Metabolic engineering of Mucor circinelloides to improve astaxanthin production
- PMID: 39487367
- DOI: 10.1007/s11274-024-04181-x
Metabolic engineering of Mucor circinelloides to improve astaxanthin production
Abstract
Astaxanthin is a bioactive natural pigment with antioxidant properties. It has extensive applications within the industrial sector as well as in human and animal health. Mucor circinelloides is a zygomycete fungus that accumulates β-carotene as the main carotenoid compound. M. circinelloides is a well-known model organism among Mucorales for studying carotenogenesis in fungi, which makes it a promising candidate for the biotechnological production of carotenoids. In this study, β-carotene hydroxylase (crtR-B) and ketolase (bkt) genes (codon-optimized) were coexpressed from Haematococcus pluvialis in M. circinelloides using two potent promoters gpd1 and zrt1 respectively to generate an astaxanthin-producing biofactory.

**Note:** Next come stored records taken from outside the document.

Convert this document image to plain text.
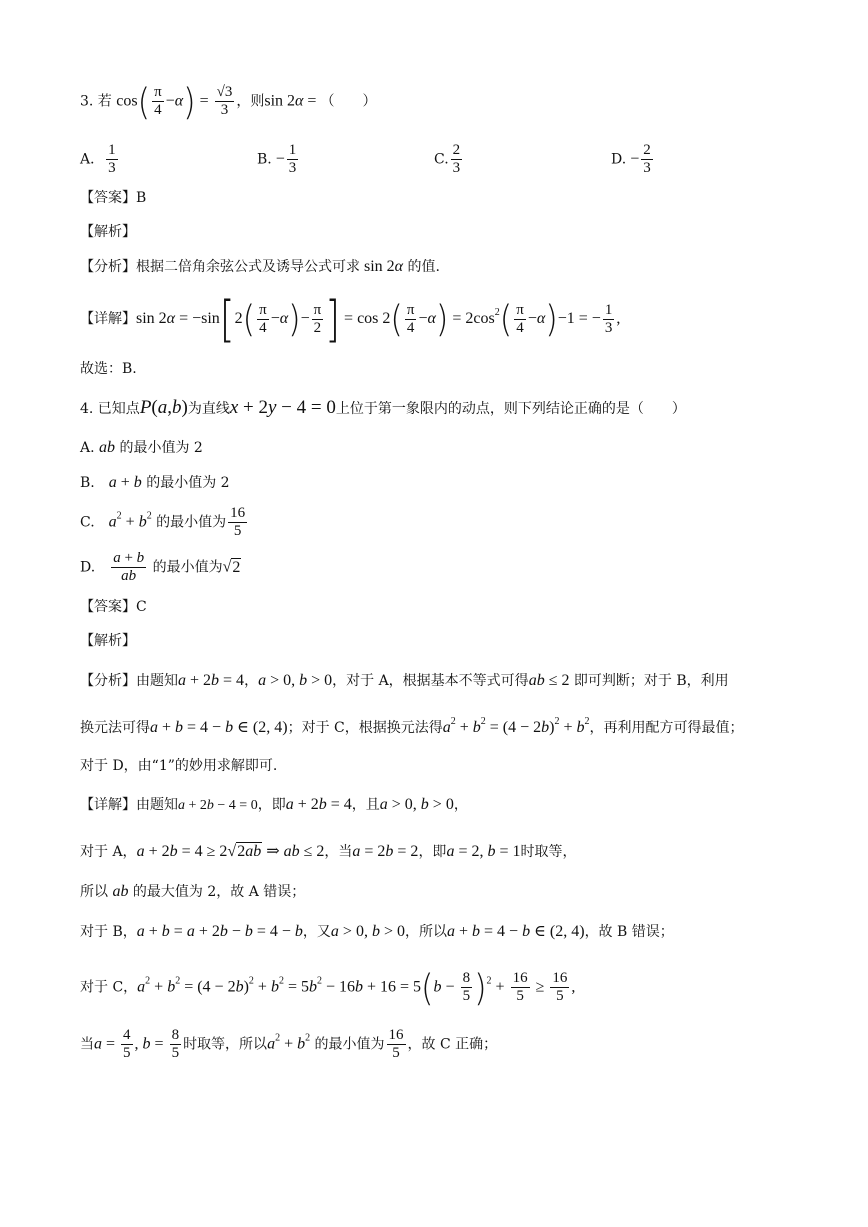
3. 若 $\cos( \frac{\pi}{4} -\alpha) = \frac{√3}{3}$ ，则sin 2α = （　　）
A． $\frac{1}{3}$	B. − $\frac{1}{3}$	C. $\frac{2}{3}$	D. − $\frac{2}{3}$
【答案】B
【解析】
【分析】根据二倍角余弦公式及诱导公式可求 sin 2α 的值.
【详解】$\sin 2\alpha = -\sin[2( \frac{\pi}{4} -\alpha)- \frac{\pi}{2}$ ] = $\cos 2( \frac{\pi}{4} -\alpha) = 2\cos^2( \frac{\pi}{4} -\alpha)-1$ = − $\frac{1}{3}$ ,
故选：B.
4. 已知点P(a,b)为直线x + 2y − 4 = 0上位于第一象限内的动点，则下列结论正确的是（　　）
A. ab 的最小值为 2
B.　 a + b 的最小值为 2
C.　 $a^2 + b^2$ 的最小值为 $\frac{16}{5}$
D.　 $\frac{a + b}{ab}$ 的最小值为√2
【答案】C
【解析】
【分析】由题知a + 2b = 4，a > 0, b > 0，对于 A，根据基本不等式可得ab ≤ 2 即可判断；对于 B，利用
换元法可得a + b = 4 − b ∈ (2, 4)；对于 C，根据换元法得$a^2 + b^2 = (4 - 2b)^2 + b^2$，再利用配方可得最值；
对于 D，由“1”的妙用求解即可.
【详解】由题知a + 2b − 4 = 0，即a + 2b = 4，且a > 0, b > 0，
对于 A，a + 2b = 4 ≥ 2√2ab ⇒ ab ≤ 2，当a = 2b = 2，即a = 2, b = 1时取等，
所以 ab 的最大值为 2，故 A 错误；
对于 B，a + b = a + 2b − b = 4 − b，又a > 0, b > 0，所以a + b = 4 − b ∈ (2, 4)，故 B 错误；
对于 C，$a^2 + b^2 = (4 - 2b)^2 + b^2 = 5b^2 - 16b + 16 = 5(b - \frac{8}{5} )^2 + \frac{16}{5} \ge \frac{16}{5}$ ,
当$a = \frac{4}{5}$ , $b = \frac{8}{5}$ 时取等，所以$a^2 + b^2$ 的最小值为 $\frac{16}{5}$ ，故 C 正确；
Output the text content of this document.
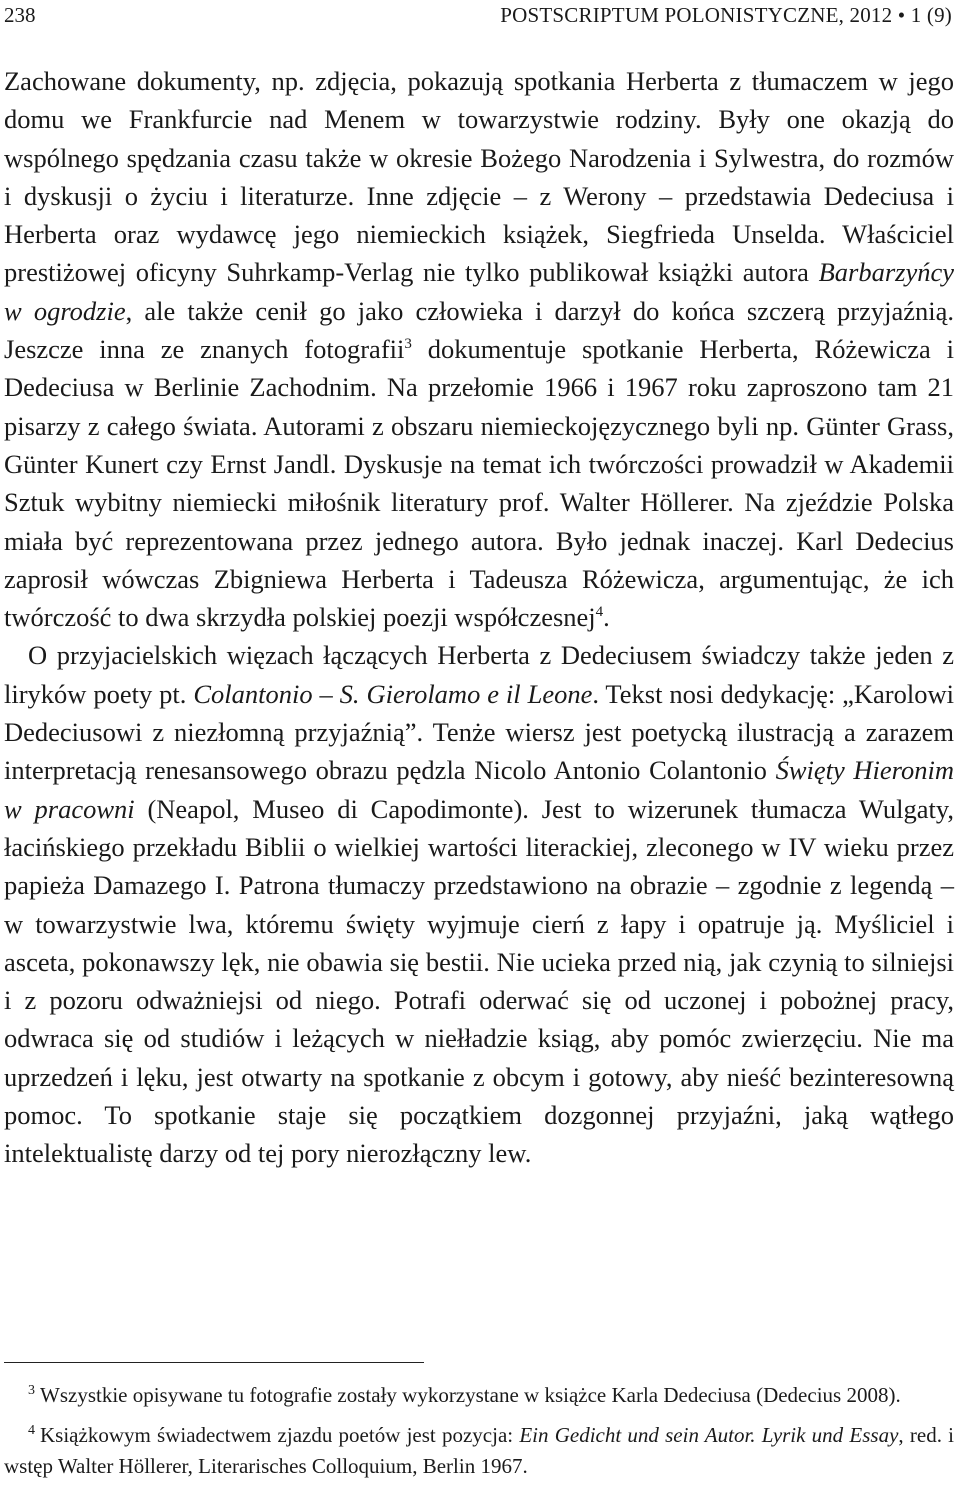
238	POSTSCRIPTUM POLONISTYCZNE, 2012 • 1 (9)

Zachowane dokumenty, np. zdjęcia, pokazują spotkania Herberta z tłumaczem w jego domu we Frankfurcie nad Menem w towarzystwie rodziny. Były one okazją do wspólnego spędzania czasu także w okresie Bożego Narodzenia i Sylwestra, do rozmów i dyskusji o życiu i literaturze. Inne zdjęcie – z Werony – przedstawia Dedeciusa i Herberta oraz wydawcę jego niemieckich książek, Siegfrieda Unselda. Właściciel prestiżowej oficyny Suhrkamp-Verlag nie tylko publikował książki autora Barbarzyńcy w ogrodzie, ale także cenił go jako człowieka i darzył do końca szczerą przyjaźnią. Jeszcze inna ze znanych fotografii$^3$ dokumentuje spotkanie Herberta, Różewicza i Dedeciusa w Berlinie Zachodnim. Na przełomie 1966 i 1967 roku zaproszono tam 21 pisarzy z całego świata. Autorami z obszaru niemieckojęzycznego byli np. Günter Grass, Günter Kunert czy Ernst Jandl. Dyskusje na temat ich twórczości prowadził w Akademii Sztuk wybitny niemiecki miłośnik literatury prof. Walter Höllerer. Na zjeździe Polska miała być reprezentowana przez jednego autora. Było jednak inaczej. Karl Dedecius zaprosił wówczas Zbigniewa Herberta i Tadeusza Różewicza, argumentując, że ich twórczość to dwa skrzydła polskiej poezji współczesnej$^4$.

O przyjacielskich więzach łączących Herberta z Dedeciusem świadczy także jeden z liryków poety pt. Colantonio – S. Gierolamo e il Leone. Tekst nosi dedykację: „Karolowi Dedeciusowi z niezłomną przyjaźnią”. Tenże wiersz jest poetycką ilustracją a zarazem interpretacją renesansowego obrazu pędzla Nicolo Antonio Colantonio Święty Hieronim w pracowni (Neapol, Museo di Capodimonte). Jest to wizerunek tłumacza Wulgaty, łacińskiego przekładu Biblii o wielkiej wartości literackiej, zleconego w IV wieku przez papieża Damazego I. Patrona tłumaczy przedstawiono na obrazie – zgodnie z legendą – w towarzystwie lwa, któremu święty wyjmuje cierń z łapy i opatruje ją. Myśliciel i asceta, pokonawszy lęk, nie obawia się bestii. Nie ucieka przed nią, jak czynią to silniejsi i z pozoru odważniejsi od niego. Potrafi oderwać się od uczonej i pobożnej pracy, odwraca się od studiów i leżących w niełładzie ksiąg, aby pomóc zwierzęciu. Nie ma uprzedzeń i lęku, jest otwarty na spotkanie z obcym i gotowy, aby nieść bezinteresowną pomoc. To spotkanie staje się początkiem dozgonnej przyjaźni, jaką wątłego intelektualistę darzy od tej pory nierozłączny lew.

$^3$ Wszystkie opisywane tu fotografie zostały wykorzystane w książce Karla Dedeciusa (Dedecius 2008).

$^4$ Książkowym świadectwem zjazdu poetów jest pozycja: Ein Gedicht und sein Autor. Lyrik und Essay, red. i wstęp Walter Höllerer, Literarisches Colloquium, Berlin 1967.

Following 72 h of cultivation, the recombinant M. circinelloides Mc-57 obtained in this study produced 135 ± 8 µg/g of astaxanthin. This is the highest reported amount in M. circinelloides to date. The mRNA levels of crtR-B and bkt in Mc-57 were assayed using RT-qPCR. These levels showed a 5.7-fold increase at 72 h and a 5.5-fold increase at 24 h, respectively, compared to the control strain. This demonstrated the successful overexpression of both genes, which correlated with the production of astaxanthin in the Mc-57. Moreover, the addition of glutamate (2 g/L) and mevalonate (15 mM) resulted in an increase in astaxanthin production in the recombinant strain. The results showed that the combined addition of these metabolic precursors resulted in 281 ± 20 µg/g of astaxanthin, which is 2.08-fold higher than the control medium (135 ± 8 µg/g). The addition of metabolic precursors also positively impacted the biomass growth of Mc-57, reaching 11.2 ± 0.57 g/L compared to 9.1 ± 0.23 g/L (control medium). The study successfully addressed the challenge of balancing the accumulation of astaxanthin with biomass growth, which has been regarded as common bottleneck in the metabolic engineering of microbial cells. The development of a recombinant fungal strain of M. circinelloides not only increased astaxanthin content. Additionally, it provided a foundation for further improvement of the biotechnological production of astaxanthin in M. circinelloides.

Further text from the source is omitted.